Les mensonges du lobby alimentaire

Stéphane Horel et Brigitte Rossigneux dénoncent dans les Alimenteurs.

Alexis Duval  • 14 juin 2012 abonné·es

Comment sont fabriqués nos aliments ? Impossible de le savoir, étant donné la grande opacité qui règne dans le monde de l’industrie agroalimentaire. Dans les usines de fabrication des grands groupes, les caméras ne sont pas franchement les bienvenues. Pour leur documentaire les Alimenteurs, les deux journalistes Stéphane Horel et Brigitte Rossigneux ont choisi l’animation façon Monty Python pour pallier le manque d’images. Comme dans les Médicamenteurs, précédente collaboration sur l’industrie pharmaceutique, de courtes séquences satiriques ponctuent les entretiens avec personnalités politiques et spécialistes de la nutrition. Manière originale de souligner la gestion grotesque des problèmes de santé publique. Entretien avec la réalisatrice.

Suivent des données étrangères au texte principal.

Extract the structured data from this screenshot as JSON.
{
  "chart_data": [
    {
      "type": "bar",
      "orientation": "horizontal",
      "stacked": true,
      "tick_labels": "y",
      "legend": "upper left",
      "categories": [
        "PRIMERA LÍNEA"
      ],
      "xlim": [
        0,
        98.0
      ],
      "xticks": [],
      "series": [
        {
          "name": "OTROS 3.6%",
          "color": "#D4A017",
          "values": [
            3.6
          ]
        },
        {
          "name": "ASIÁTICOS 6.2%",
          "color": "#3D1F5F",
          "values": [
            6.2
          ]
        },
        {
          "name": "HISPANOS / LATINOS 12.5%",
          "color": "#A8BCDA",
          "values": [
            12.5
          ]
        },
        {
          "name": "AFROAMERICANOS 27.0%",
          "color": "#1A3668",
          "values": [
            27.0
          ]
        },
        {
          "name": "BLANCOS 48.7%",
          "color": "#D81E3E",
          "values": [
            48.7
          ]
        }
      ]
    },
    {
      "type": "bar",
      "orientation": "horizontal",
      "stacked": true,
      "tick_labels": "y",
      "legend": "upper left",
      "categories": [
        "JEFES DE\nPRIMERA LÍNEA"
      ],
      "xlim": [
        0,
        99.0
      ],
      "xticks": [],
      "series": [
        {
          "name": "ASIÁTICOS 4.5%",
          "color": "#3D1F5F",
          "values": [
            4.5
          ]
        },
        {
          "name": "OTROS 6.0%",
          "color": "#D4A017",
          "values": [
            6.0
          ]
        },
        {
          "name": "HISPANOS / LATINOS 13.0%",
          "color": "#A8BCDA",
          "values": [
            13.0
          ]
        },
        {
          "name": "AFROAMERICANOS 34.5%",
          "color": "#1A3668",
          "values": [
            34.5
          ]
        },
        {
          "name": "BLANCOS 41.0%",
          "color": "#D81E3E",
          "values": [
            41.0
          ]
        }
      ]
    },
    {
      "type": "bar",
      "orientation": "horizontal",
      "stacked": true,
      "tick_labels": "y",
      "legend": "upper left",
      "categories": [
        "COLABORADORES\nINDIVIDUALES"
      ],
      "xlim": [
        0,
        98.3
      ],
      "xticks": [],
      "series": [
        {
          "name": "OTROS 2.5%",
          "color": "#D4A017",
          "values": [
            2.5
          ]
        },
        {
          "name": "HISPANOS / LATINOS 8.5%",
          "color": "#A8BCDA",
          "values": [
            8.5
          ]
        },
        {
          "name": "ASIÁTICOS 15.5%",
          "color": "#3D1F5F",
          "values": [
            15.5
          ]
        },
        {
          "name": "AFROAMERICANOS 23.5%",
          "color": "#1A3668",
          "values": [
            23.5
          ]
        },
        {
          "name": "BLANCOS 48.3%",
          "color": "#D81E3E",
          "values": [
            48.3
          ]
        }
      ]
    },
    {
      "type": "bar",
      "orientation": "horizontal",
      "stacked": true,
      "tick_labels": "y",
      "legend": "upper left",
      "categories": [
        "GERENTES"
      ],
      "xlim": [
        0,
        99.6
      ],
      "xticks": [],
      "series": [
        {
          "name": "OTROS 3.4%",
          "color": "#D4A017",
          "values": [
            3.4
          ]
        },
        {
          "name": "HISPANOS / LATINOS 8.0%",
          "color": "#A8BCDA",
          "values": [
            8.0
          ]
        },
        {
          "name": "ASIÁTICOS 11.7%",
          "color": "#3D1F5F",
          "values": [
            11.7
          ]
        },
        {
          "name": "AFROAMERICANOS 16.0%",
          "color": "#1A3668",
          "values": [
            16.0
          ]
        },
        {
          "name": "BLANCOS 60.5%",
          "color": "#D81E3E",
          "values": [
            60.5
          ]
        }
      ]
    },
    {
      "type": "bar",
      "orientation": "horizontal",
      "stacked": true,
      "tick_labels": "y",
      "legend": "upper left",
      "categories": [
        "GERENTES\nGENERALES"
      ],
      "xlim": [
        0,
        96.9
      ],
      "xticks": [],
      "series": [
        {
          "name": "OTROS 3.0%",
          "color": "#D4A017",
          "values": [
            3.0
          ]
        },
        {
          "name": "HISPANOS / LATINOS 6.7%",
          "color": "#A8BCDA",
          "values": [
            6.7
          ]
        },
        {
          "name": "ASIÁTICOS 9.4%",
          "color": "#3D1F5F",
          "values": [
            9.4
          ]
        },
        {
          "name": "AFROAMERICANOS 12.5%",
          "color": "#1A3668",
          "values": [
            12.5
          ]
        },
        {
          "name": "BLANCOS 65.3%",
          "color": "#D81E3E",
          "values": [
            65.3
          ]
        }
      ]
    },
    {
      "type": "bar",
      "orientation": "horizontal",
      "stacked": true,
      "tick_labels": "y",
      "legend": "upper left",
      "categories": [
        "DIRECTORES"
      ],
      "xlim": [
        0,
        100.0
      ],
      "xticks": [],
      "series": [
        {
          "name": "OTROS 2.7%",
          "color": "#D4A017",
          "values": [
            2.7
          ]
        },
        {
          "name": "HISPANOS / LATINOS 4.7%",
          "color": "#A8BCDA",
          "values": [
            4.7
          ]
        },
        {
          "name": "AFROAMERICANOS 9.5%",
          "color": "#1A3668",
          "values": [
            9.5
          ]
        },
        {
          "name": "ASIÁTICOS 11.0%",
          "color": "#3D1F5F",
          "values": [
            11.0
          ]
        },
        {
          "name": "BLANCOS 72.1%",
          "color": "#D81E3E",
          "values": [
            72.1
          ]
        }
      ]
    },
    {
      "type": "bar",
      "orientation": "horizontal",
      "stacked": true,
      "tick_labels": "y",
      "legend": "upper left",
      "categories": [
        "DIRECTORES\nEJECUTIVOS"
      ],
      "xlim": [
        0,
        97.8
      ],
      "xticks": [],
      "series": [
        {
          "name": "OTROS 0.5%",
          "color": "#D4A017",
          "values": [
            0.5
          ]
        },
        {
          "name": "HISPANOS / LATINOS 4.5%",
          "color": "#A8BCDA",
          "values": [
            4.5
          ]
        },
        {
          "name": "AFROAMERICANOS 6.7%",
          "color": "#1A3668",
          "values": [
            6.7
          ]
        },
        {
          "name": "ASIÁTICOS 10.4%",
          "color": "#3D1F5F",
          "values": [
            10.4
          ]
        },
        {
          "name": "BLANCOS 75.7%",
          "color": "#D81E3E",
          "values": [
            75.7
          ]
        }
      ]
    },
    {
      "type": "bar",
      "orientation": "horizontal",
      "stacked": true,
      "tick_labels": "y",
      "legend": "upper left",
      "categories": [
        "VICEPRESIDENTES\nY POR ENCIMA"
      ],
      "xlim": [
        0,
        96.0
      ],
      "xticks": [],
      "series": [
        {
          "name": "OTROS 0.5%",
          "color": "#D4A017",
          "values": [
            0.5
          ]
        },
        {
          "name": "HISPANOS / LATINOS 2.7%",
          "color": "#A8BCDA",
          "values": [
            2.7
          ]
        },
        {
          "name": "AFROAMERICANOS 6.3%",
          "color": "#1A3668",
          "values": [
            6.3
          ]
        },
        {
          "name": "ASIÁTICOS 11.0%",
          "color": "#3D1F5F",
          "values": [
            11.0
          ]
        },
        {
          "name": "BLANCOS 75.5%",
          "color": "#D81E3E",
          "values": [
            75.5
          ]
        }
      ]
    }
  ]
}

Qu’est-ce qui a présidé à ce travail ?

Stéphane Horel : Le choix s’est fait de manière très naturelle. Avec Brigitte Rossigneux, nous avions déjà travaillé sur l’adaptation en documentaire de mon livre les Médicamenteurs  [^2]. Le sujet nous a amenées à explorer le poids des lobbies qui influencent la vie publique. L’agroalimentaire s’imposait.

Pourquoi ce parti pris d’inclure des séquences d’animation ?

C’est un peu notre marque de fabrique. J’avais déjà utilisé de l’animation en pâte à modeler en 2008 pour les Médicamenteurs. Quand on traite de sujets aussi graves que l’obésité, et même plus largement la santé publique, je pense que le message peut avoir plus d’impact sur le spectateur quand il est amené avec une touche d’humour. Et il n’y a pas que dans les animations qu’on trouve de l’humour. Je pense notamment à cette séquence où Xavier Bertrand, alors ministre de la Santé, pousse un long soupir surjoué et évoque ses problèmes de poids… Le plus surprenant, c’est qu’il a voulu jouer l’homme proche du peuple. Ce qui est montré n’a pas été mis en scène par nous, c’est Xavier Bertrand qui est dans la mise en scène de lui-même.

Les représentants de l’industrie ont refusé de vous parler. Comment interpréter ce silence ?

Ce n’est pas faute d’avoir insisté, pourtant. J’ai appelé à de nombreuses reprises l’Association nationale de l’industrie agroalimentaire (Ania), qui n’a jamais répondu à mes demandes d’entretien. Au-delà du fait que c’est dommage pour le documentaire de ne pas avoir leur point de vue, ce refus est incompréhensible. D’autant plus que, dans un éditorial publié dans le rapport annuel de l’Ania, son président, Jean-René Buisson, précise que, face aux attaques répétées des médias, il faut faire preuve de transparence !

Le lobby et les politiques font preuve d’une grande hypocrisie, le tout au détriment des consommateurs…

Disons simplement que le milieu politique n’est pas défavorable à ce lobby. C’est d’ailleurs le cas pour tout intérêt économique. Ce que montre le film, c’est qu’il y a conflit d’intérêts au sommet de l’État. Mais ce qui nous a davantage intéressées, ici, c’est la confrontation des points de vue. Des membres d’un même gouvernement qui se contredisent, cela en dit beaucoup plus long que des chiffres.

Les nutritionnistes semblent écartés des prises de décision. Pourquoi ?

À vrai dire, ils sont partie prenante des décisions. Le problème se situe en fait dans les conflits d’intérêts. Il est difficile de trouver des experts qui ne soient pas influencés par des intérêts économiques. Quand un nutritionniste affirme, par exemple, qu’il n’y a aucun problème, pour un enfant, à consommer de la pâte à tartiner tous les jours, je me dis que ce n’est pas quelqu’un qui réfléchit tout seul. Il semble que la recherche scientifique sache ce qu’il faut consommer ou pas. Mais personne ne le dit. Il faut impérativement que les pouvoirs publics remplissent leur rôle de protection de la santé des citoyens.

[^2]: Les Médicamenteurs, Stéphane Horel, Éditions du Moment, 2010.